Há também o caso de um carvoeiro nojento que foi acusado do roubo de dois patinhos e foi condenado a doze anos de cadeia. Ele recorreu. Ele só quer ser preso depois de ter recorrido e perdido na última instância. Eu escrevi :o que o senhor está pensando que isto aqui é? Uma linha de trem? Que vai julgando de estação em estação até a última estação...não acaba nunca?! Pare com isso, meu senhor, o Tribunal não é uma agência de turismo. Não! Pode parar! Pode parar por aí mesmo, na sua estação, na que nós estamos. Desce ele algemado e já manda pra cadeia. Vai roubar dois patinhos na casa do cacete!

E para cúmulo, veja você,  uma mãe me pediu que condenasse um policial que havia assassinado um adolescente num auto de resistência. Procurei saber! Procurei saber! Abri um inquérito: morava onde este pequeno criminoso? Num cortiço! Era branco? Caucasiano? Não! Ora, essa gente é toda perigosa ...o pobre do policial estava em serviço, apenas se protegendo, porque ele é um ser humano, ele tem família, ele tem filhos...ele ganha uma miséria. Aí sentenciei para a mãe: Indeferido. A senhora por acaso é policial? Não é! Sabe o que é ser um policial? Não sabe! E muito provavelmente o seu filho se meteu na frente da bala, ele é o culpado pela própria morte. Essa gente pobre adora se jogar na frente de bala. E finalizei a sentença de forma magistral:  Se não está satisfeita vá se queixar ao bispo! Pois não é que esta safada desta mãe entrou com embargo perguntando: qual bispo?

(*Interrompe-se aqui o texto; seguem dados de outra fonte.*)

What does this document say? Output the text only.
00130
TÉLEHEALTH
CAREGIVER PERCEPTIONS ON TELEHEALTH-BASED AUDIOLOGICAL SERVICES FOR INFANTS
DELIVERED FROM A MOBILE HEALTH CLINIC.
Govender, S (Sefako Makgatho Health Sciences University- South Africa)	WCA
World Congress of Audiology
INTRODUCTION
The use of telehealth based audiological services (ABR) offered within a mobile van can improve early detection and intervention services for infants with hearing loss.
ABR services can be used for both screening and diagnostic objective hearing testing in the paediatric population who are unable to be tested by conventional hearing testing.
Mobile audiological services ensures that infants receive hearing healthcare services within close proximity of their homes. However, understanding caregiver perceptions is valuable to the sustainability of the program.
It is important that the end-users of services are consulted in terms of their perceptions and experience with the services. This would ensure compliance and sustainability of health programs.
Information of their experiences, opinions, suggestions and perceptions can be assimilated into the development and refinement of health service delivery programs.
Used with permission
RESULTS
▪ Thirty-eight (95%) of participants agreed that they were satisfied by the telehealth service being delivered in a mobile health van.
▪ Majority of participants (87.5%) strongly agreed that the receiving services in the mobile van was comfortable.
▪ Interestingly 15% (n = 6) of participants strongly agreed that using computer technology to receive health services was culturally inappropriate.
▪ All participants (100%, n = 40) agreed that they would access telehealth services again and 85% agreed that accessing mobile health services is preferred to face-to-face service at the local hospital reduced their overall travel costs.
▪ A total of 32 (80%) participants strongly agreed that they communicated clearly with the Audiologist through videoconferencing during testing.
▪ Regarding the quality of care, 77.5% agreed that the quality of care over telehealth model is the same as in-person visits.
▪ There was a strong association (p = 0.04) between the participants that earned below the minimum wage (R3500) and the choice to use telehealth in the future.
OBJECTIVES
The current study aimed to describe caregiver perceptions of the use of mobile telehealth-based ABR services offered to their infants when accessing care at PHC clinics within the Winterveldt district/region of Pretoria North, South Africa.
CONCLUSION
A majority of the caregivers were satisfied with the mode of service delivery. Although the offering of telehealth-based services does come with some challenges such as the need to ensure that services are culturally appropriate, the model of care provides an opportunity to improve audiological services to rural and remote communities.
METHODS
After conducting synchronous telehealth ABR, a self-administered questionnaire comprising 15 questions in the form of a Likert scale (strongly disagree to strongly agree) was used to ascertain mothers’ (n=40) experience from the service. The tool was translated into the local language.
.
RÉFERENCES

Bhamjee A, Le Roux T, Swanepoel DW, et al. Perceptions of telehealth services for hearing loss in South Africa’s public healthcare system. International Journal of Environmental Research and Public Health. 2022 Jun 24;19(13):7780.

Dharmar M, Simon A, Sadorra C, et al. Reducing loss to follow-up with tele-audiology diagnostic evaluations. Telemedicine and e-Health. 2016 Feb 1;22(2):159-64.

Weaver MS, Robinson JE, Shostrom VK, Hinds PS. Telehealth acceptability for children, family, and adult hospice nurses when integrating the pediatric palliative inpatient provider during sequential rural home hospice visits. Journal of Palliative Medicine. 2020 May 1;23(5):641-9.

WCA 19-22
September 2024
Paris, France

- Qualquer um minha senhora. O primeiro bispo que a senhora encontrar vai lá se queixar. Eu não tenho nada a ver com isso. Passe muito bem!

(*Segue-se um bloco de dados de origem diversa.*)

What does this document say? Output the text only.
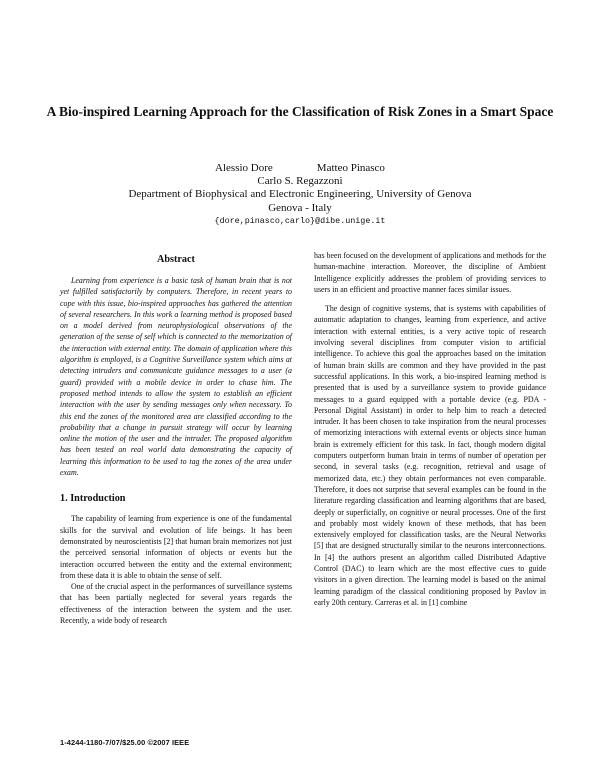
A Bio-inspired Learning Approach for the Classification of Risk Zones in a Smart Space
Alessio Dore	Matteo Pinasco
Carlo S. Regazzoni
Department of Biophysical and Electronic Engineering, University of Genova
Genova - Italy
{dore,pinasco,carlo}@dibe.unige.it
Abstract

Learning from experience is a basic task of human brain that is not yet fulfilled satisfactorily by computers. Therefore, in recent years to cope with this issue, bio-inspired approaches has gathered the attention of several researchers. In this work a learning method is proposed based on a model derived from neurophysiological observations of the generation of the sense of self which is connected to the memorization of the interaction with external entity. The domain of application where this algorithm is employed, is a Cognitive Surveillance system which aims at detecting intruders and communicate guidance messages to a user (a guard) provided with a mobile device in order to chase him. The proposed method intends to allow the system to establish an efficient interaction with the user by sending messages only when necessary. To this end the zones of the monitored area are classified according to the probability that a change in pursuit strategy will occur by learning online the motion of the user and the intruder. The proposed algorithm has been tested on real world data demonstrating the capacity of learning this information to be used to tag the zones of the area under exam.

1. Introduction

The capability of learning from experience is one of the fundamental skills for the survival and evolution of life beings. It has been demonstrated by neuroscientists [2] that human brain memorizes not just the perceived sensorial information of objects or events but the interaction occurred between the entity and the external environment; from these data it is able to obtain the sense of self.

One of the crucial aspect in the performances of surveillance systems that has been partially neglected for several years regards the effectiveness of the interaction between the system and the user. Recently, a wide body of research

has been focused on the development of applications and methods for the human-machine interaction. Moreover, the discipline of Ambient Intelligence explicitly addresses the problem of providing services to users in an efficient and proactive manner faces similar issues.

The design of cognitive systems, that is systems with capabilities of automatic adaptation to changes, learning from experience, and active interaction with external entities, is a very active topic of research involving several disciplines from computer vision to artificial intelligence. To achieve this goal the approaches based on the imitation of human brain skills are common and they have provided in the past successful applications. In this work, a bio-inspired learning method is presented that is used by a surveillance system to provide guidance messages to a guard equipped with a portable device (e.g. PDA - Personal Digital Assistant) in order to help him to reach a detected intruder. It has been chosen to take inspiration from the neural processes of memorizing interactions with external events or objects since human brain is extremely efficient for this task. In fact, though modern digital computers outperform human brain in terms of number of operation per second, in several tasks (e.g. recognition, retrieval and usage of memorized data, etc.) they obtain performances not even comparable. Therefore, it does not surprise that several examples can be found in the literature regarding classification and learning algorithms that are based, deeply or superficially, on cognitive or neural processes. One of the first and probably most widely known of these methods, that has been extensively employed for classification tasks, are the Neural Networks [5] that are designed structurally similar to the neurons interconnections. In [4] the authors present an algorithm called Distributed Adaptive Control (DAC) to learn which are the most effective cues to guide visitors in a given direction. The learning model is based on the animal learning paradigm of the classical conditioning proposed by Pavlov in early 20th century. Carreras et al. in [1] combine

1-4244-1180-7/07/$25.00 ©2007 IEEE
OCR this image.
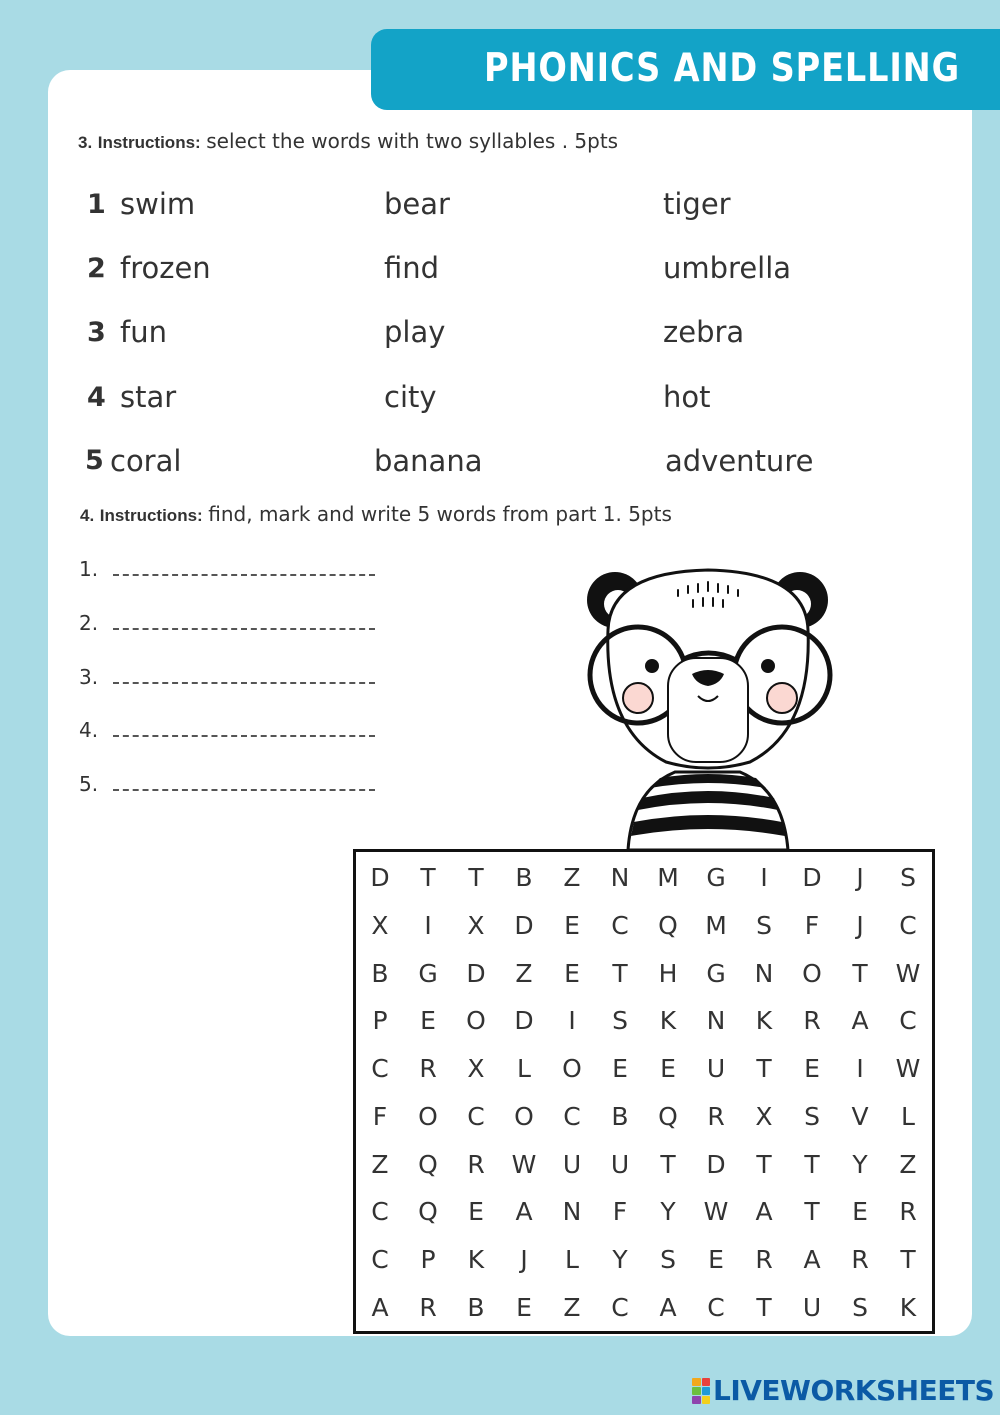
PHONICS AND SPELLING
3. Instructions: select the words with two syllables . 5pts
1 swim	bear	tiger
2 frozen	find	umbrella
3 fun	play	zebra
4 star	city	hot
5 coral	banana	adventure
4. Instructions: find, mark and write 5 words from part 1. 5pts
1.
2.
3.
4.
5.
D	T	T	B	Z	N	M	G	I	D	J	S
X	I	X	D	E	C	Q	M	S	F	J	C
B	G	D	Z	E	T	H	G	N	O	T	W
P	E	O	D	I	S	K	N	K	R	A	C
C	R	X	L	O	E	E	U	T	E	I	W
F	O	C	O	C	B	Q	R	X	S	V	L
Z	Q	R	W	U	U	T	D	T	T	Y	Z
C	Q	E	A	N	F	Y	W	A	T	E	R
C	P	K	J	L	Y	S	E	R	A	R	T
A	R	B	E	Z	C	A	C	T	U	S	K
LIVEWORKSHEETS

Aí, nesse momento, meus amigos, a competente operadora deixou cair o sinal de rede e não nos falamos mais – Mary e eu -  mas terminei a conversa com a clara sensação de que Mary Delaware,  Juíza da Suprema Corte do Condado de Brusnwick nos Países Altos da Nova Escócia é realmente uma juíza exemplar e justa. Daqui mando um abraço:

 -Um abraço, Mary! Sua mecha está linda!